It always sounds like such a dismal proclamation to declare that an artist's best work is behind him -- and it's a dangerous assumption to make, because who ever knows? It's more crucial to hold up a person's best work and affirm, and then reaffirm, that it's in no danger of slipping into the ozone. Ray Davies spent his youth -- gave it up, in fact -- writing songs that some of us will carry around, like a talisman in a hip pocket, forever.

The Ray Davies of the '60s was a peculiar creature, a world apart from other gifted contemporaries like Jagger, Lennon or McCartney. He was as modern as any of them, and as much of a rabble-rouser (though he had infinitely more dimensions than Jagger). The disaffected, feral virility of 1964's "You Really Got Me," the Kinks' first top 10 hit (in both the U.S. and the U.K.), is very real, both an irresistible come-on and a sexual scowl you can hear.

Equally genuine, though, is the blushing, sunburned fondness of the 1967 "Autumn Almanac," a song that celebrates old-time fixtures of English life like seaside holidays and currant buns, even as it tugs gently away from their lulling, compelling current: "This is my street/and I'm never gonna leave it/And I'm always gonna stay here/if I live to be 99," Davies sings, the honeyed smoothness of his voice unable to hide a flutter of homesickness, as if he secretly wished he could live that life. Even in the thick of the swinging '60s, arguably one of the best times in history to be a young man, Davies was an old man trapped in a young man's skin. He never scoffed at the idea of simple human comforts, but it was his curse and his salvation that he also knew how confining they can be.

Davies has a rare gift for combing through strands of useless, habitual nostalgia to come up with the golden threads worth salvaging. Sometimes a way of life is discarded for good reason; other times it's thrown away out of nothing more than thoughtlessness or boredom.
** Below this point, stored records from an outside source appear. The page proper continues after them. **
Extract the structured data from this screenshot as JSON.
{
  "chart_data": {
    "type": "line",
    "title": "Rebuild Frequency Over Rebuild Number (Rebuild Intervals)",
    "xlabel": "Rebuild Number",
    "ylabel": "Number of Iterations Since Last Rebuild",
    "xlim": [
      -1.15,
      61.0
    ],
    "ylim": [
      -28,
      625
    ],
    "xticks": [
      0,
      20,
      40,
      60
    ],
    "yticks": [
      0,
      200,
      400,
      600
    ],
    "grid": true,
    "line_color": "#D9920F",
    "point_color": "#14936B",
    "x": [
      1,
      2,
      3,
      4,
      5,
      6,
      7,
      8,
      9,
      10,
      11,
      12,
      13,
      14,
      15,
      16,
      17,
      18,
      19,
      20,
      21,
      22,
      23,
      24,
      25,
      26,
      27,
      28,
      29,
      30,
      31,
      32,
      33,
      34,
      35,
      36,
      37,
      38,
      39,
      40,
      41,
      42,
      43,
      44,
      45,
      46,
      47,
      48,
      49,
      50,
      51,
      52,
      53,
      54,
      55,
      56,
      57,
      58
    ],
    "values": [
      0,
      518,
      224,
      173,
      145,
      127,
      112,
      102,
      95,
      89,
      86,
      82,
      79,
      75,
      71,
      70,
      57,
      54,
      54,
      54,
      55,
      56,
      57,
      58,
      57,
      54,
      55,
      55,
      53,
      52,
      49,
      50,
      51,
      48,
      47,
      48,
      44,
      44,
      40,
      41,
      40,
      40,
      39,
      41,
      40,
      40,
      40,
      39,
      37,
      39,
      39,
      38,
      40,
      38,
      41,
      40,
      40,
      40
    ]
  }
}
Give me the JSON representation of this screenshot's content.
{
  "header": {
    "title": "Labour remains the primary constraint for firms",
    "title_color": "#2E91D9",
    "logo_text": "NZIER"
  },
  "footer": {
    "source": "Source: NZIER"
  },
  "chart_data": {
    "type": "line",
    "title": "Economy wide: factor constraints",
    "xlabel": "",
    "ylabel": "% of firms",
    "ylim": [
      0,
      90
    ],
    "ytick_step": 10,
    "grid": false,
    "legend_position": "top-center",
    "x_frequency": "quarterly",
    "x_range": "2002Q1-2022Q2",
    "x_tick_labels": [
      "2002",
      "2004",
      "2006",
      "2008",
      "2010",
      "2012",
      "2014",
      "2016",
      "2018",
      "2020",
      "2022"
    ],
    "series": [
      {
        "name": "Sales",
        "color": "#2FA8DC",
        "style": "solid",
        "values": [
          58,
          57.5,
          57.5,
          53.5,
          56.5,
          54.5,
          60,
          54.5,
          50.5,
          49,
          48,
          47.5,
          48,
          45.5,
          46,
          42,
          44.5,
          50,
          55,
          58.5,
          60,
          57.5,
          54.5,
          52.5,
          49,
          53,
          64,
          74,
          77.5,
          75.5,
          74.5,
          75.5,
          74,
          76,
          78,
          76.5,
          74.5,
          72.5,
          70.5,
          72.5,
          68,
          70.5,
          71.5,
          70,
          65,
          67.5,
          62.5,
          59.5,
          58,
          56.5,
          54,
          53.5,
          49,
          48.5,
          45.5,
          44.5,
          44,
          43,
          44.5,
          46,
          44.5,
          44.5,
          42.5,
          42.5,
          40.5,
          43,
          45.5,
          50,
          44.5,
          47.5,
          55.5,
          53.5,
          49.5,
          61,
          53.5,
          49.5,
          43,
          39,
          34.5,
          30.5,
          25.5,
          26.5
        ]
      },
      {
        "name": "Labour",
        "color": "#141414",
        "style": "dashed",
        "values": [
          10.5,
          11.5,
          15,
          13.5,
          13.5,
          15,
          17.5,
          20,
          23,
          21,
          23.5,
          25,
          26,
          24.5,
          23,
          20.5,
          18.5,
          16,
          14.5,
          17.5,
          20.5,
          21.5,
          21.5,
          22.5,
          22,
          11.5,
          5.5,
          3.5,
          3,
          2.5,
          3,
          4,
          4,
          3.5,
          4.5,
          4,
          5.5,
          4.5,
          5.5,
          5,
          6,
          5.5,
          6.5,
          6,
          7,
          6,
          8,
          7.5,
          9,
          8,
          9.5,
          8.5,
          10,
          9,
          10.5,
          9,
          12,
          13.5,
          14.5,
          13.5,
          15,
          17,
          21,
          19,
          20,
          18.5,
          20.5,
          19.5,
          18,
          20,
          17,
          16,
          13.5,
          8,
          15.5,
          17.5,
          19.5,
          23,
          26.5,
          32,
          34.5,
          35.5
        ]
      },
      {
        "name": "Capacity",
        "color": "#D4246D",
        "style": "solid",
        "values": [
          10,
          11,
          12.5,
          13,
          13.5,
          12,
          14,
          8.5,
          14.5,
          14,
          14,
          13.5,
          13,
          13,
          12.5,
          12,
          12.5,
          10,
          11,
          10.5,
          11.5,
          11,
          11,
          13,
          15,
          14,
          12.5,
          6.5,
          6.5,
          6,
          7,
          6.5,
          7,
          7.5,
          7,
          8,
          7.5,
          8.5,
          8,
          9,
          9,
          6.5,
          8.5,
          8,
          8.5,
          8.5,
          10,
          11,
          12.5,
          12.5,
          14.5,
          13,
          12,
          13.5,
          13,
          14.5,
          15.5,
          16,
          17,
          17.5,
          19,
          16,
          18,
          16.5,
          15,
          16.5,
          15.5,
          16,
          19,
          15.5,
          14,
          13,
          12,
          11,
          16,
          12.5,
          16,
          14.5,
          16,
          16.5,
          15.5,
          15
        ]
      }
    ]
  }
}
Like a rag-picker with superb taste, Davies has always known how to separate the things that drip with preciousness from the things that are truly precious. Doilies: toss. Teapots: keep.

There's loads of charm in the way Davies sings fondly of roast beef on Sundays and dismal English weather. But as endearing as his Anglo-centric vision can be, it's far from benign. As critic Greil Marcus wrote, "Commercial failure turned Ray Davies back on himself. What he found were the futile aspirations to gentility harbored by the English working class: the pain of living within limits one could not afford to damn, because that would mean admitting they existed."

Davies may have seen the bleakness of those aspirations, but he never confused it with hopelessness. If I had to compare him with an actor, I might choose the late, and extraordinary, Sir Alec Guinness as the closest equivalent. Davies, like Guinness, could easily slip into the role of the English everyman, without ever being condescending or overly mannered. His vocal style, like Guinness' gentle chameleon face, is nondescript and immediately distinctive at the same time. In fact, his direct, sometimes elegant phrasing has probably been informed more by the great British song-and-dance man Jack Buchanan than by Elvis. His songs clearly owe a debt to English music-hall tradition; when his brother Dave was getting into rock 'n' roll in the early '60s, Ray was still infatuated with Rodgers and Hammerstein.

Which isn't to say that Davies is a particularly gentle soul. He's no stranger to sexual posturing -- that's obvious from songs like "You Really Got Me" and "Lola." But you could spend hours reeling off the other qualities that fly like sparks from his work: His wit and punditry, his always-brushed-with-dignity rambunctiousness, his stiletto-sharp social commentary in songs like the 1965 "Well-Respected Man," an acid indictment of the hypocrisy behind English propriety.

But if Davies has ever understood anything, it's the romance of isolation, a sense of the clarity gained by being on the outside of things: Loneliness is a small price to pay for self-knowledge. That's the declaration that creeps out from behind the guitars, twirling like a corps of ballerinas, in "I'm Not Like Everybody Else." The song is a miracle of self-protection masquerading as self-revelation, the on-the-spot struggle of a singer who's torn between wishing he could keep his secrets private and wanting to let them out in the open to breathe. The almost breathlessly desperate line "I don't want to live my life like everybody else" emerges from an earlier one, "I don't want to go to bed like everybody else," as if going to bed and simply living were the two crucial bookends of life. For the duration of the song, at least, it seems that they are.